The element shown in Fig. 2 consists of a glass vessel, which is also sealed gas-tight by the insulating hard rubber mass M. A cylinder S made of silver is inserted into the glass vessel and is exposed to the action of light all around through the glass walls of the vessel. In order to hold the hydrogen bubbles that develop during the process as firmly as possible, the inner surface of the silver cylinder S is surrounded by the porous clay cell T _1. In a second porous clay cell O is the second solid conductor, the retort carbon K. The two solid conductors S and K are immersed in dilute hydrochloric acid. Under certain circumstances a third glazed clay cell Z is provided, which serves to receive the gases which develop during the process. The gaps are filled with water or acid. The mode of action of this element is very simple: the silver is converted into chlorine silver by the hydrochloric acid, whereby electricity is developed. In the presence of the hydrogen released, the silver chlorine is reduced again to silver and hydrochloric acid by the action of light. The process takes place according to the following equations:

1. Ag + H Cl = Ag Cl + H.

2. Ag Cl + H (exposed) = Ag + H Cl.
This element deserves a certain advantage over the one described above, in that, with a sufficient amount of silver, electricity can be developed even in the absence of light. The silver chlorine thus produced is easily and quickly reduced to silver when daylight comes in in the presence of the hydrogen which has meanwhile been stored in the glazed clay cell. In the case of the element shown in FIG. 1, the silver salt present had to be reduced by the light before electricity was generated by the action of the nitric acid which then took place. In the case of the element just described, electricity is immediately developed, and only then is the resulting silver salts reduced by light. The development of electricity is therefore dependent on the presence of light in the first element, but not in the second element.

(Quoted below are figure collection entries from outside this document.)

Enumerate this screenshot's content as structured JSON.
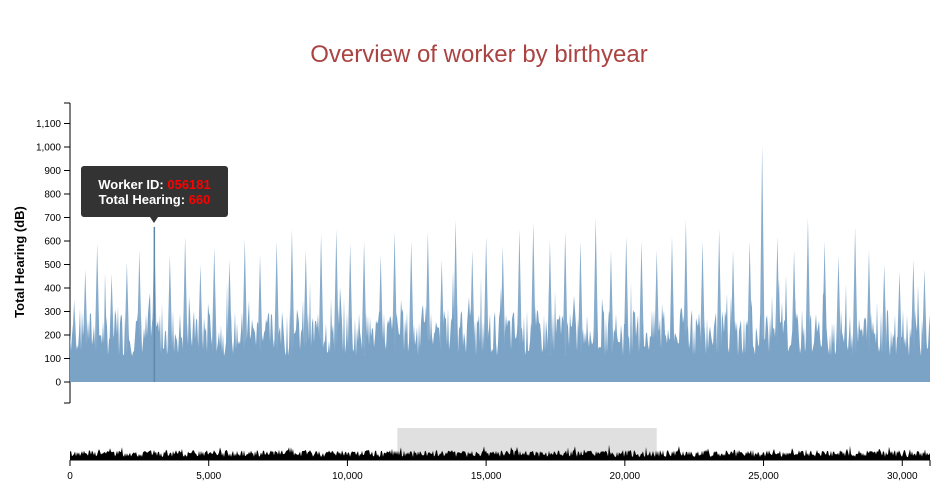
{
  "colors": {
    "title": "#a94442",
    "area": "#7ba3c6",
    "brush": "#e0e0e0",
    "context": "#000000",
    "tooltip_bg": "#333333",
    "tooltip_value": "#ff0000"
  },
  "chart_data": {
    "type": "area",
    "title": "Overview of worker by birthyear",
    "ylabel": "Total Hearing (dB)",
    "xlabel": "",
    "ylim": [
      0,
      1100
    ],
    "xlim": [
      0,
      31000
    ],
    "y_ticks": [
      "0",
      "100",
      "200",
      "300",
      "400",
      "500",
      "600",
      "700",
      "800",
      "900",
      "1,000",
      "1,100"
    ],
    "x_ticks": [
      "0",
      "5,000",
      "10,000",
      "15,000",
      "20,000",
      "25,000",
      "30,000"
    ],
    "brush_range": [
      11800,
      21150
    ],
    "highlight": {
      "worker_id": "056181",
      "total_hearing": 660,
      "x": 3040
    },
    "peaks": [
      {
        "x": 150,
        "y": 350
      },
      {
        "x": 550,
        "y": 480
      },
      {
        "x": 980,
        "y": 590
      },
      {
        "x": 1500,
        "y": 460
      },
      {
        "x": 2050,
        "y": 510
      },
      {
        "x": 2500,
        "y": 560
      },
      {
        "x": 3040,
        "y": 660
      },
      {
        "x": 3600,
        "y": 540
      },
      {
        "x": 4150,
        "y": 620
      },
      {
        "x": 4700,
        "y": 500
      },
      {
        "x": 5200,
        "y": 575
      },
      {
        "x": 5750,
        "y": 520
      },
      {
        "x": 6300,
        "y": 610
      },
      {
        "x": 6850,
        "y": 540
      },
      {
        "x": 7450,
        "y": 600
      },
      {
        "x": 8000,
        "y": 650
      },
      {
        "x": 8500,
        "y": 560
      },
      {
        "x": 9050,
        "y": 630
      },
      {
        "x": 9600,
        "y": 650
      },
      {
        "x": 10100,
        "y": 590
      },
      {
        "x": 10600,
        "y": 600
      },
      {
        "x": 11200,
        "y": 540
      },
      {
        "x": 11700,
        "y": 640
      },
      {
        "x": 12300,
        "y": 600
      },
      {
        "x": 12900,
        "y": 640
      },
      {
        "x": 13400,
        "y": 520
      },
      {
        "x": 13900,
        "y": 690
      },
      {
        "x": 14500,
        "y": 560
      },
      {
        "x": 15000,
        "y": 620
      },
      {
        "x": 15600,
        "y": 580
      },
      {
        "x": 16200,
        "y": 650
      },
      {
        "x": 16700,
        "y": 680
      },
      {
        "x": 17300,
        "y": 600
      },
      {
        "x": 17850,
        "y": 640
      },
      {
        "x": 18400,
        "y": 600
      },
      {
        "x": 18950,
        "y": 700
      },
      {
        "x": 19500,
        "y": 560
      },
      {
        "x": 20050,
        "y": 620
      },
      {
        "x": 20600,
        "y": 600
      },
      {
        "x": 21150,
        "y": 560
      },
      {
        "x": 21700,
        "y": 620
      },
      {
        "x": 22200,
        "y": 690
      },
      {
        "x": 22800,
        "y": 600
      },
      {
        "x": 23400,
        "y": 650
      },
      {
        "x": 23900,
        "y": 560
      },
      {
        "x": 24500,
        "y": 600
      },
      {
        "x": 24950,
        "y": 1010
      },
      {
        "x": 25500,
        "y": 620
      },
      {
        "x": 26100,
        "y": 560
      },
      {
        "x": 26600,
        "y": 700
      },
      {
        "x": 27200,
        "y": 600
      },
      {
        "x": 27700,
        "y": 540
      },
      {
        "x": 28300,
        "y": 660
      },
      {
        "x": 28800,
        "y": 560
      },
      {
        "x": 29350,
        "y": 500
      },
      {
        "x": 29900,
        "y": 470
      },
      {
        "x": 30400,
        "y": 520
      },
      {
        "x": 30800,
        "y": 480
      }
    ]
  }
}
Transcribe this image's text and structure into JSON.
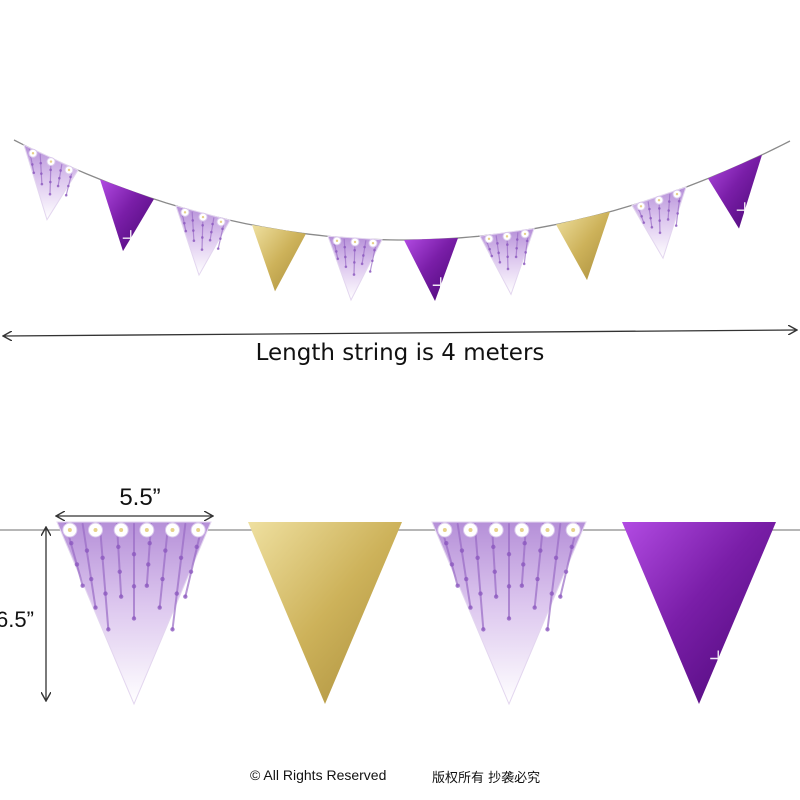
{
  "caption": "Length string is 4 meters",
  "dimensions": {
    "width": "5.5”",
    "height": "6.5”"
  },
  "footer": {
    "copyright": "© All Rights Reserved",
    "cn_notice": "版权所有 抄袭必究"
  },
  "garland": {
    "pennant_count": 10,
    "pattern": [
      "floral",
      "purple",
      "floral",
      "gold",
      "floral",
      "purple",
      "floral",
      "gold",
      "floral",
      "purple"
    ]
  },
  "closeup": {
    "pattern": [
      "floral",
      "gold",
      "floral",
      "purple"
    ]
  },
  "colors": {
    "purple": "#7a1ea8",
    "purple_light": "#b04ae0",
    "gold": "#cdb25a",
    "gold_light": "#efe0a0",
    "lavender": "#c9a8df",
    "string": "#8a8a8a"
  }
}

If the hydrogen of the hydrochloric acid is replaced by a metal, e.g. B. Potassium or Sodium, in this way one obtains elements with similar chemical and electrical effects. Here poses the process is represented by the following equations:

ι. 2 Ag + 2 Na Cl + 2 H ₂ O = 2 Ag Cl + 2 H + Na ₂ O.

2. Na ₂ . O + H ₂ 0 = 2 NaH O.

3. 2 AgCl + 2 H = 2 Ag + 2, H Cl (through

the lighting effect).

4. 2 H Cl + 2Na HO = 2 Na Cl + 2 H ₂ O. The situation is similar when the chlorine

the hydrochloric acid respectively. that of the chlorine metal is replaced by bromine or hydrogen bromide (Brommetall), combined with hydrogen chloride (Chlorometal) used.

In this second type of element, only one of the two solid conductors, the retort carbon K, behaves passively. The coal can also be replaced by platinum here. A secondary battery (accumulator of any system) is necessary for the regulation and storage of electricity.

As a result of the decomposition of the silver salts into their former constituents by the chemical action of light, the photoelectric element (or battery) gives off electric currents without any expense or service. The same thing deserves decisive preference over any other generator of electricity, provided it is not a question of very strong currents (its electromotive effect is about = 6j , if that of the Daniell element = 100, that of the Bunsen element = 153), and is therefore recommended in particular for electrical telegraphics and telephony, bells, security, control and alarm apparatus, electrical clocks and electrical lighting purposes (one or two light bulbs).

Claims (1)

Patent claim: The process of converting light into electricity through the construction of galvanic ones Elements in which the chemical combination of acids with silver and chlorine, Bromine or iodine electricity is developed and the silver salts formed in turn the chemical action of light can be reduced. 1 sheet of drawings.